The Miyagase Dam (宮ヶ瀬ダム, Miyagase damu) is a dam on the Nakatsu River, a main tributary of the Sagami River in Aikō District, Kanagawa Prefecture, Japan. It straddles the border between the village of Kiyokawa, town of Aikawa and the former town of Tsukui (now part of the city of Sagamihara).

==History==
The potential of the Sagami River for hydroelectric power development began to be developed in the 1930s, with the growth of industry and electrical consumption in the Yokohama-Kanagawa industrial belt. Work on the Sagami Dam, the first dam on the main stream of the Sagami River began in 1938; however, lack of funding and the advent of World War II delayed completion until after the end of the war. Work on the Shiroyama Dam was completed in 1965. The growth in population of nearby Atsugi and increased need for industrial and drinking water spurred plans for additional dams on the Sagami River's tributaries. Plans for the Miyagase Dam were finalized in 1969 with work commencing in 1971. Due to the huge size of the dam, and the need relocate some 300 households from the area flooded by the dam, construction was not completed until the year 2000.

==Design==
The Miyagase Dam is a hollow-core concrete gravity dam. It was designed and built by a consortium of the Kajima Construction, Obayashi Corp. and the Toda Corporation. The dam was designed as a multi-purpose dam. In addition to providing flood control, it provides 90% of the tap water to two-thirds of the population of Kanagawa Prefecture, including the cities of Kawasaki, Yokohama and Yokosuka. It also provides water to the associated Aikawa Hydroelectric Power Plant, which has a rated capacity of 24,000 KW of power.

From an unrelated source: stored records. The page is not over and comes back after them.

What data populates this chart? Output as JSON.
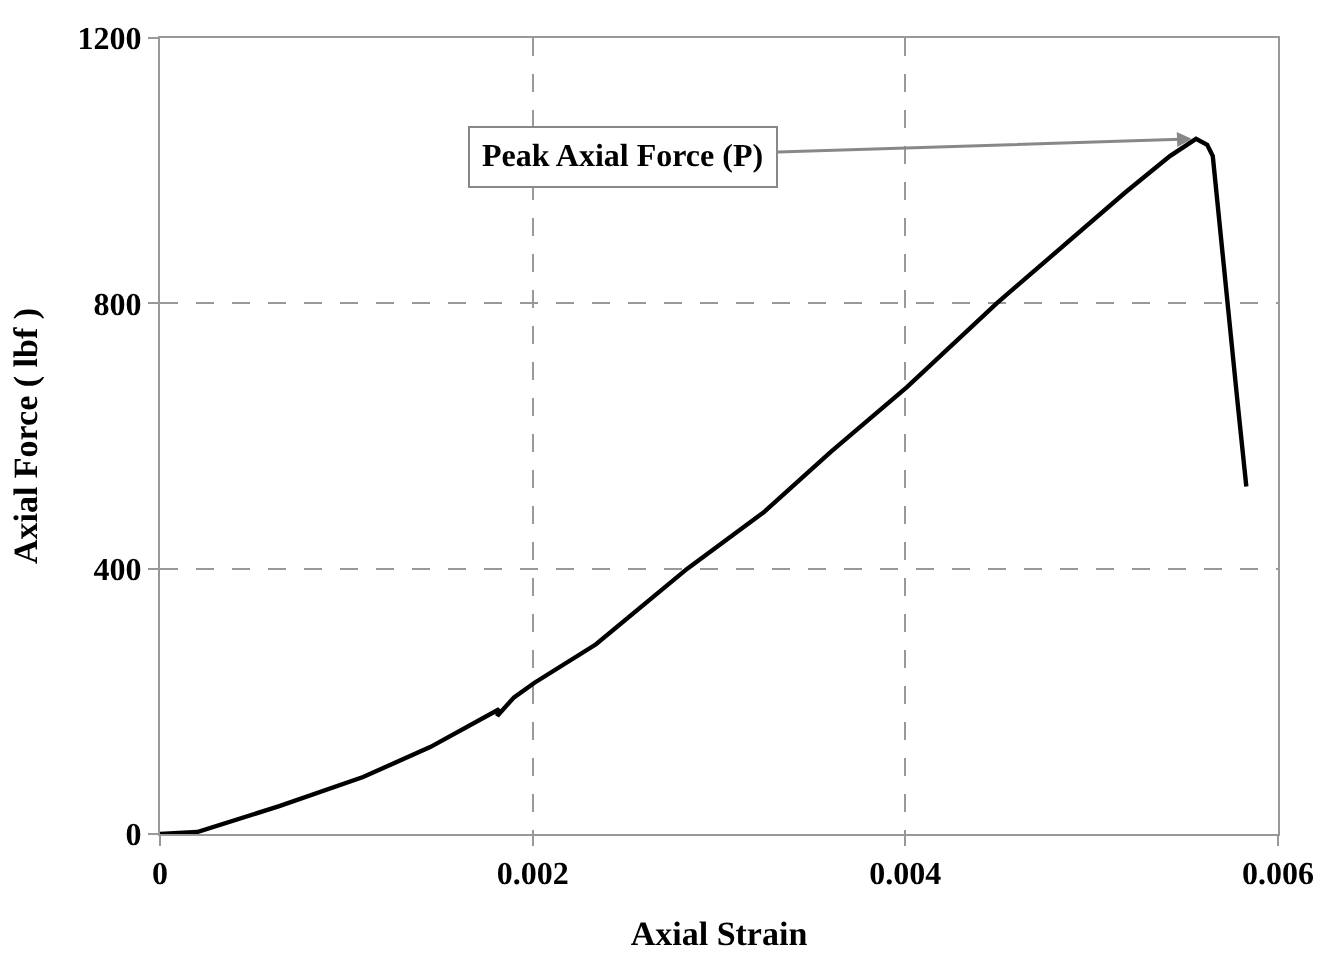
{
  "chart_data": {
    "type": "line",
    "xlabel": "Axial Strain",
    "ylabel": "Axial Force ( lbf )",
    "x": [
      0,
      0.0002,
      0.00064,
      0.00109,
      0.00145,
      0.00182,
      0.00181,
      0.0019,
      0.00201,
      0.00234,
      0.00283,
      0.00324,
      0.0036,
      0.00401,
      0.00449,
      0.00518,
      0.00542,
      0.00556,
      0.00562,
      0.00565,
      0.00578,
      0.00583
    ],
    "series": [
      {
        "color": "#000000",
        "values": [
          0,
          3,
          42,
          86,
          131,
          188,
          178,
          206,
          228,
          286,
          400,
          485,
          576,
          674,
          800,
          967,
          1022,
          1048,
          1039,
          1022,
          659,
          524
        ]
      }
    ],
    "xlim": [
      0,
      0.006
    ],
    "xticks": [
      0,
      0.002,
      0.004,
      0.006
    ],
    "ylim": [
      0,
      1200
    ],
    "yticks": [
      0,
      400,
      800,
      1200
    ],
    "grid": true,
    "marker": "none",
    "line_style": "solid",
    "annotations": [
      {
        "text": "Peak Axial Force (P)",
        "x": 0.00556,
        "y": 1048
      }
    ]
  }
}
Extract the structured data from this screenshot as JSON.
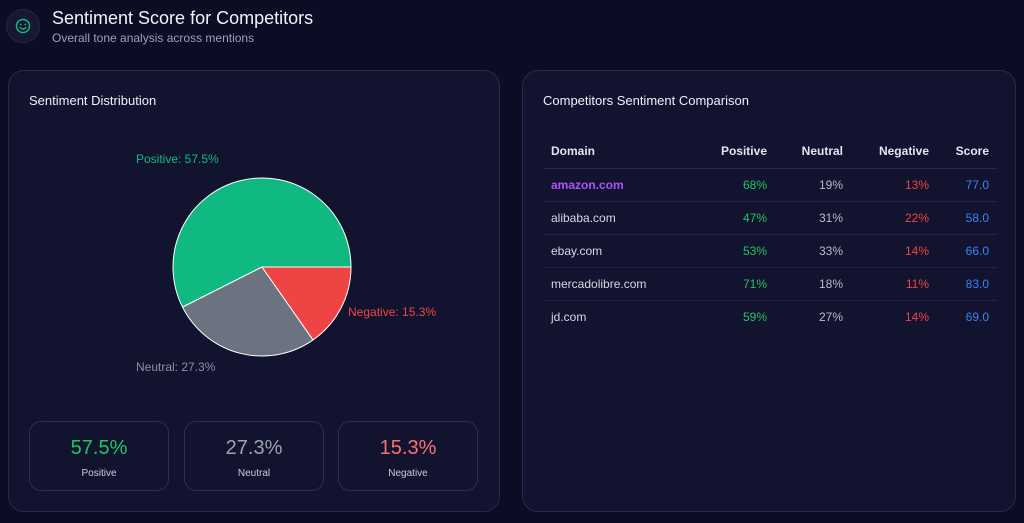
{
  "header": {
    "icon": "smiley-icon",
    "title": "Sentiment Score for Competitors",
    "subtitle": "Overall tone analysis across mentions"
  },
  "distribution": {
    "title": "Sentiment Distribution",
    "chart_data": {
      "type": "pie",
      "slices": [
        {
          "name": "Positive",
          "value": 57.5,
          "label": "Positive: 57.5%",
          "color": "#10b981"
        },
        {
          "name": "Neutral",
          "value": 27.3,
          "label": "Neutral: 27.3%",
          "color": "#6b7280"
        },
        {
          "name": "Negative",
          "value": 15.3,
          "label": "Negative: 15.3%",
          "color": "#ef4444"
        }
      ]
    },
    "stats": [
      {
        "value": "57.5%",
        "label": "Positive",
        "color": "#22c55e"
      },
      {
        "value": "27.3%",
        "label": "Neutral",
        "color": "#9ca3af"
      },
      {
        "value": "15.3%",
        "label": "Negative",
        "color": "#f87171"
      }
    ]
  },
  "comparison": {
    "title": "Competitors Sentiment Comparison",
    "columns": [
      "Domain",
      "Positive",
      "Neutral",
      "Negative",
      "Score"
    ],
    "rows": [
      {
        "domain": "amazon.com",
        "positive": "68%",
        "neutral": "19%",
        "negative": "13%",
        "score": "77.0",
        "highlight": true
      },
      {
        "domain": "alibaba.com",
        "positive": "47%",
        "neutral": "31%",
        "negative": "22%",
        "score": "58.0",
        "highlight": false
      },
      {
        "domain": "ebay.com",
        "positive": "53%",
        "neutral": "33%",
        "negative": "14%",
        "score": "66.0",
        "highlight": false
      },
      {
        "domain": "mercadolibre.com",
        "positive": "71%",
        "neutral": "18%",
        "negative": "11%",
        "score": "83.0",
        "highlight": false
      },
      {
        "domain": "jd.com",
        "positive": "59%",
        "neutral": "27%",
        "negative": "14%",
        "score": "69.0",
        "highlight": false
      }
    ]
  }
}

The 156 m tall dam is the second tallest in the Kantō region. Miyagase Dam is the highest and the largest roller-compacted concrete dam in Japan.

The reservoir created by the dam, Lake Miyagase (宮ヶ瀬湖, Miyagase-ko) is a popular recreation spot in Kanagawa Prefecture.

==Surroundings==
Public access to the dam and its lake is provided by National Route 412.